• Question: What are the top priorities for drug development at the moment? ...How are these priorities determined?

    Asked by anon-196305 to Lee, Jennifer, Fiona on 7 Mar 2019.
    • Photo: Fiona Scott

      Fiona Scott answered on 7 Mar 2019: last edited 8 Mar 2019 12:22 am


      There are so many things to take into account when developing a drug. I guess the main things are we want our drugs to be 1. potent – that they work well without having to give a patient too much of them. 2. specific – we know exactly how it works and 3. safe, causing as few side effects as possible.

      Potency is determined by just measuring the effect of giving the drug to a cell/animal/patient and plot a “dose response curve” graph where you work out what the ideal dosage is that maximises the desired effect of the drug without causing any toxicity.

      Specific – this is the hard one. We have about 40,000 different enzymes/proteins in our bodies and it is currently impossible to check if your drug only hits the one that’s involved in your disease against every other protein. For example, there are believed to be 518 kinase enzymes but I’ve only been able to test my drugs against 400 of them using the most advanced kinase test techniques. All we can do is test against as many of the important ones (e.g. hERG that affects the heart, kinases involved in cell division etc.) in a test tube before giving them to an animal/person.

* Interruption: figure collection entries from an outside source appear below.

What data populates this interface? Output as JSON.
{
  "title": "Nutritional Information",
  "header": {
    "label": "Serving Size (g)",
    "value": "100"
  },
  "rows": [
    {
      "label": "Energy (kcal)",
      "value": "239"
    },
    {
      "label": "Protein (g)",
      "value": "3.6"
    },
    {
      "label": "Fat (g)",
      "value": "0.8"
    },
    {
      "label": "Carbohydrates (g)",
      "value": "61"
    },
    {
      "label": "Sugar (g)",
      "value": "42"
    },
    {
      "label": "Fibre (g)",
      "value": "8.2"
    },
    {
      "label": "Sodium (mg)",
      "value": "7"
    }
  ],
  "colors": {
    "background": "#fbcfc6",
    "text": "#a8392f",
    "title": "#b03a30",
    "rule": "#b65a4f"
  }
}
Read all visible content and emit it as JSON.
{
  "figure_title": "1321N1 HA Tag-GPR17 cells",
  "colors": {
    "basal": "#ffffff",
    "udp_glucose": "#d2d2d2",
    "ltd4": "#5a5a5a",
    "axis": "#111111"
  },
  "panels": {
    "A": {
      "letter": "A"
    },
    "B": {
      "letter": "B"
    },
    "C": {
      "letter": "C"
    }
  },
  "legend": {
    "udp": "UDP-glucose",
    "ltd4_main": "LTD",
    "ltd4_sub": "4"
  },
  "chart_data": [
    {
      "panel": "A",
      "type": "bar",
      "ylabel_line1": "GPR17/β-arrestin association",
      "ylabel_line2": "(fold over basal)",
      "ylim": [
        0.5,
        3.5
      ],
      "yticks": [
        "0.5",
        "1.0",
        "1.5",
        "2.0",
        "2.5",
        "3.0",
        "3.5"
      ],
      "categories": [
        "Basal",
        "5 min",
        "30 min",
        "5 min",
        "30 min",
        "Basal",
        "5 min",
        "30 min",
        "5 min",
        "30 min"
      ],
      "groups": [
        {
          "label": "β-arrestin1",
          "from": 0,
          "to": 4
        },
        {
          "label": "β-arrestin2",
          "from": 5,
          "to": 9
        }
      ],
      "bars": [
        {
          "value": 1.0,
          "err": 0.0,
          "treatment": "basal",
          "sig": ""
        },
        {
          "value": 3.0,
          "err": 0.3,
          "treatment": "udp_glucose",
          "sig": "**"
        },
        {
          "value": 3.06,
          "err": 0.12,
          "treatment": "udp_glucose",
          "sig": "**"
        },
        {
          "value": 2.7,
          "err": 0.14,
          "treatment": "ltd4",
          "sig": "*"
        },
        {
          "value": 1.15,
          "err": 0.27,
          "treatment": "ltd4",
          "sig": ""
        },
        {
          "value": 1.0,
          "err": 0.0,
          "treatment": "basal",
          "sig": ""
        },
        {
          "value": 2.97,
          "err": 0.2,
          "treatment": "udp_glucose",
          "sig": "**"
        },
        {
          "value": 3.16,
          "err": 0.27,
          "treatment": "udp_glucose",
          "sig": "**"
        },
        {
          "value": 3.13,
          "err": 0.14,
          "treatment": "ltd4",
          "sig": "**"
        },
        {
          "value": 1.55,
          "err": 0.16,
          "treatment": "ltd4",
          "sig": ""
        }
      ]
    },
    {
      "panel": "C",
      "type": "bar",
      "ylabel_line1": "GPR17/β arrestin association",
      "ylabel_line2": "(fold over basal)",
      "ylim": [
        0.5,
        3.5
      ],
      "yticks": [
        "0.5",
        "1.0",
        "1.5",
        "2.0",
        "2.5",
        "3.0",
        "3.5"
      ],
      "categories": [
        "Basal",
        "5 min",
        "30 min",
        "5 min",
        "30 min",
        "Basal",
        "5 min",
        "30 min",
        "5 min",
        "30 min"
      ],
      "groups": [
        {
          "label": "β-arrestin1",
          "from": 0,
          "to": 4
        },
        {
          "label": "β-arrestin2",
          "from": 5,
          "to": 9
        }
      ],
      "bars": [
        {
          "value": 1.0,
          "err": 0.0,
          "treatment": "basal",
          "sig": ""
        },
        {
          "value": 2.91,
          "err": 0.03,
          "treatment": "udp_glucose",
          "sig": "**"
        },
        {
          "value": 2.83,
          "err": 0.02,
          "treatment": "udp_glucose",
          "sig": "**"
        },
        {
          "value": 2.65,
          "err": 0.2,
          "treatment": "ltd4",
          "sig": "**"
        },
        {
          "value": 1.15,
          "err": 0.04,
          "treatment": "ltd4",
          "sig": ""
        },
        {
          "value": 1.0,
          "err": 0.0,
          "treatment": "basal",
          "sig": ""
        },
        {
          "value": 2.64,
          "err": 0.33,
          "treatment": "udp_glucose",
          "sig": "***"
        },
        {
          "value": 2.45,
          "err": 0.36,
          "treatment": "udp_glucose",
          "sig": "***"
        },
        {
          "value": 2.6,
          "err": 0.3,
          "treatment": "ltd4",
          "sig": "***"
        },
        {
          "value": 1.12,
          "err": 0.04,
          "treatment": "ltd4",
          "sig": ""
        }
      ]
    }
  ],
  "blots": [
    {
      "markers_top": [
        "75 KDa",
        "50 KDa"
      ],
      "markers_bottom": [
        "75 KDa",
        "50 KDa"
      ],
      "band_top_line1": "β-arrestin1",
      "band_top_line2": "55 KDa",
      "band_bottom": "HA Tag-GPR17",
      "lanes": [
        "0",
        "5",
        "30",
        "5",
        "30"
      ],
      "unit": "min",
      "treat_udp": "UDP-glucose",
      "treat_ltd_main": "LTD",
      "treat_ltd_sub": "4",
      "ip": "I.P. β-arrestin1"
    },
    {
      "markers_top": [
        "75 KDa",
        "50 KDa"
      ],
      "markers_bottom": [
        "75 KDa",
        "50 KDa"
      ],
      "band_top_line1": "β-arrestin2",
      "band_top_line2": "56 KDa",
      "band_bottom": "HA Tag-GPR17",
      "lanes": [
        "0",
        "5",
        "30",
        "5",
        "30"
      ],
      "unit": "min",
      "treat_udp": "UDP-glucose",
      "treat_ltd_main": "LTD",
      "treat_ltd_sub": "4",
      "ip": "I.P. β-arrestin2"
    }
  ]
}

      Safe – this is done in different ways. Some overlap with above e.g. if a drug affects the hERG enzyme by a certain amount, its progress to market is immediately halted because it is not safe to interfere with a patient’s heart, regardless of what disease you’re treating. I guess this is done by observing all the symptoms of animals/patients as the drugs progress through the development process and as soon as any red flags occur to investigate and fix them asap before allowing a drug to progress further!

    • Photo: Jennifer Harris

      Jennifer Harris answered on 8 Mar 2019:


      From the Government’s perspective the diagnosis and treatment of any disease, especially cancer, early in the disease’s development is their key priority. Some of the specific diseases they’re focused are:
      – ageing
      – degenerative diseases e.g. Alzheimer’s
      – cancers e.g. pancreatic
      – anti-microbial resistance

      Public Health England also lists global health, pollution and genomic technologies as priorities.